I head home to await the words of another woman in charge, Dr. Bonnie Henry.
Dora’s (a.k.a. Maud Lord) Story
Excerpted: Victoria Unbuttoned
After things settled over at 27 Broughton Street Maud returned only to find more trouble was brewing as mentioned in the same newspaper chronicling her bad driving. A young man by the name of Porter had come to retrieve his seventeen-year-old sister from the brothel, claiming she had been seduced by a commercial traveller, but he found resistance from his sister who claimed she was “having too good a time”.5
Both incidents and the repeated mention of 27 Broughton Street put the police in a position of needing to be seen to be doing something. So, they did. In September, two days of systematic raids focussed first on View Street and then on Broughton and Douglas Streets. Police Chief Sheppard, two sergeants, and three constables divided up and each took different premises. Sheppard handled Maud Lord’s. In total they rounded up Lena Woodruff, Louisa Jones aka “the Countess”, and Maud as “keepers,” and Claude Hunt, Lizzie Wilson, Stella Elliott, Stella Blanchard, and Lizzie Murdoch as “inmates”

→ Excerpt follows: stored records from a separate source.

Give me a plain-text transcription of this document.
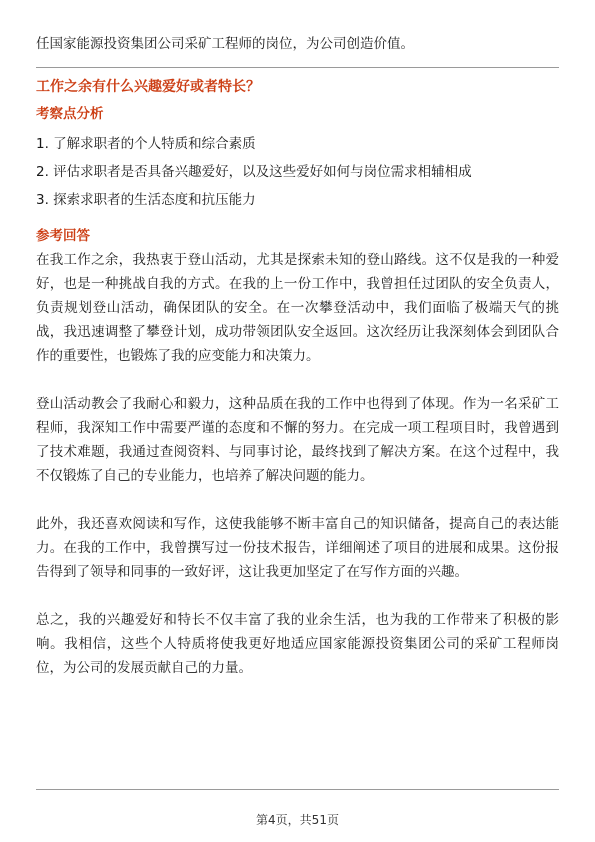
任国家能源投资集团公司采矿工程师的岗位，为公司创造价值。

工作之余有什么兴趣爱好或者特长？
考察点分析
1. 了解求职者的个人特质和综合素质
2. 评估求职者是否具备兴趣爱好，以及这些爱好如何与岗位需求相辅相成
3. 探索求职者的生活态度和抗压能力
参考回答

在我工作之余，我热衷于登山活动，尤其是探索未知的登山路线。这不仅是我的一种爱好，也是一种挑战自我的方式。在我的上一份工作中，我曾担任过团队的安全负责人，负责规划登山活动，确保团队的安全。在一次攀登活动中，我们面临了极端天气的挑战，我迅速调整了攀登计划，成功带领团队安全返回。这次经历让我深刻体会到团队合作的重要性，也锻炼了我的应变能力和决策力。

登山活动教会了我耐心和毅力，这种品质在我的工作中也得到了体现。作为一名采矿工程师，我深知工作中需要严谨的态度和不懈的努力。在完成一项工程项目时，我曾遇到了技术难题，我通过查阅资料、与同事讨论，最终找到了解决方案。在这个过程中，我不仅锻炼了自己的专业能力，也培养了解决问题的能力。

此外，我还喜欢阅读和写作，这使我能够不断丰富自己的知识储备，提高自己的表达能力。在我的工作中，我曾撰写过一份技术报告，详细阐述了项目的进展和成果。这份报告得到了领导和同事的一致好评，这让我更加坚定了在写作方面的兴趣。

总之，我的兴趣爱好和特长不仅丰富了我的业余生活，也为我的工作带来了积极的影响。我相信，这些个人特质将使我更好地适应国家能源投资集团公司的采矿工程师岗位，为公司的发展贡献自己的力量。

第4页，共51页
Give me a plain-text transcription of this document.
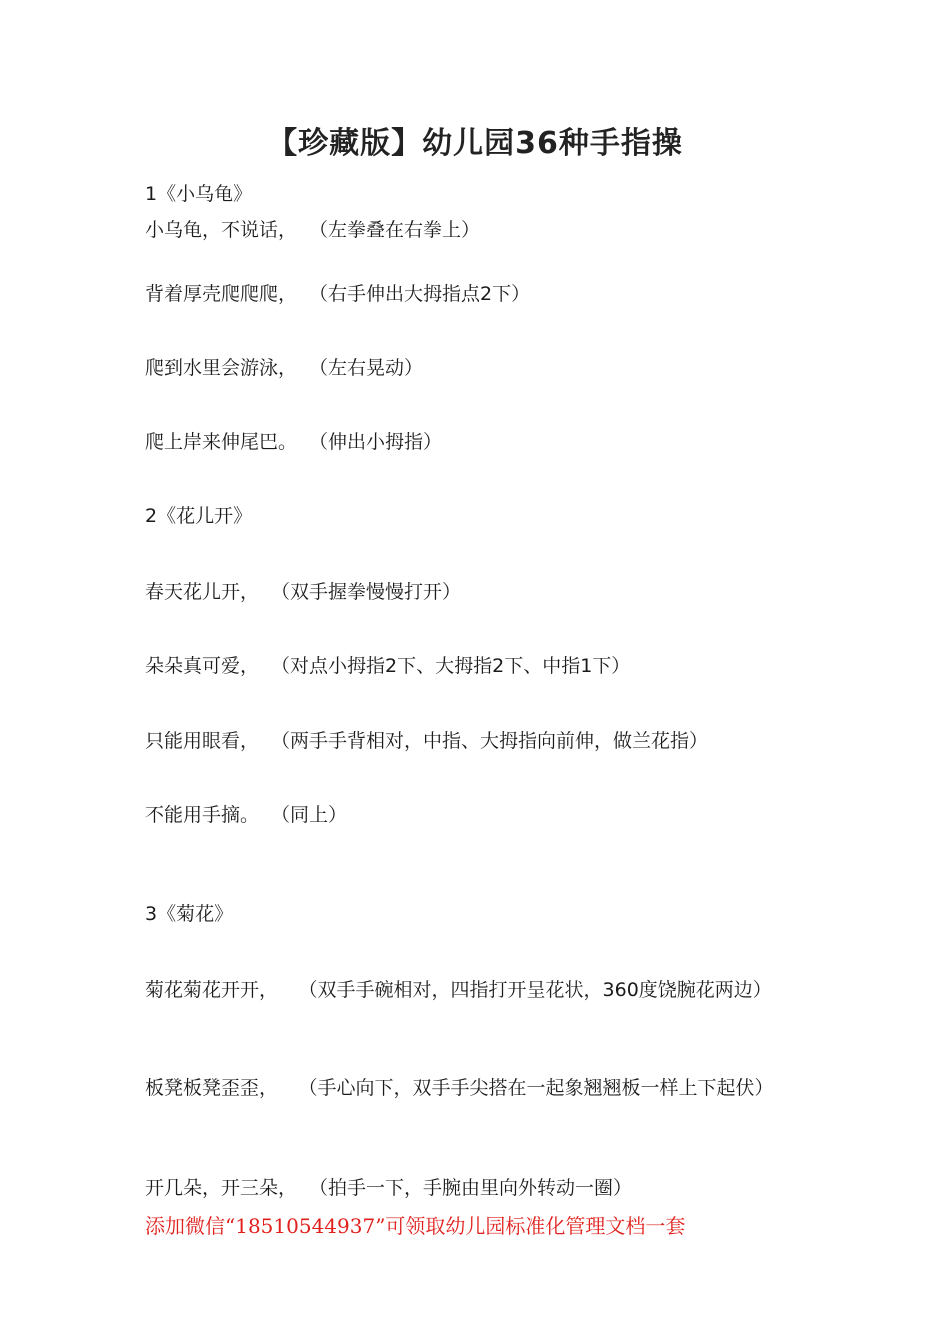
【珍藏版】幼儿园36种手指操

1《小乌龟》

小乌龟，不说话， （左拳叠在右拳上）

背着厚壳爬爬爬， （右手伸出大拇指点2下）

爬到水里会游泳， （左右晃动）

爬上岸来伸尾巴。 （伸出小拇指）

2《花儿开》

春天花儿开， （双手握拳慢慢打开）

朵朵真可爱， （对点小拇指2下、大拇指2下、中指1下）

只能用眼看， （两手手背相对，中指、大拇指向前伸，做兰花指）

不能用手摘。 （同上）

3《菊花》

菊花菊花开开， （双手手碗相对，四指打开呈花状，360度饶腕花两边）

板凳板凳歪歪， （手心向下，双手手尖搭在一起象翘翘板一样上下起伏）

开几朵，开三朵， （拍手一下，手腕由里向外转动一圈）

添加微信“18510544937”可领取幼儿园标准化管理文档一套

Lawyer Samuel Perry Mills appeared for all of them and the cases were tried at the same time. Mills was very clear and efficient in presenting his defense and helped set the unofficial ground rules for the future on issues such as when warrants must be issued and what evidence was needed to prove a house was being used for immoral purposes. Not one to mince words he added,
As to those who have complained about the places on View St., let me tell those church men that some of the owners of the property in question are men who attend that same church. Let us stamp this thing out, but let it be done in a manly way.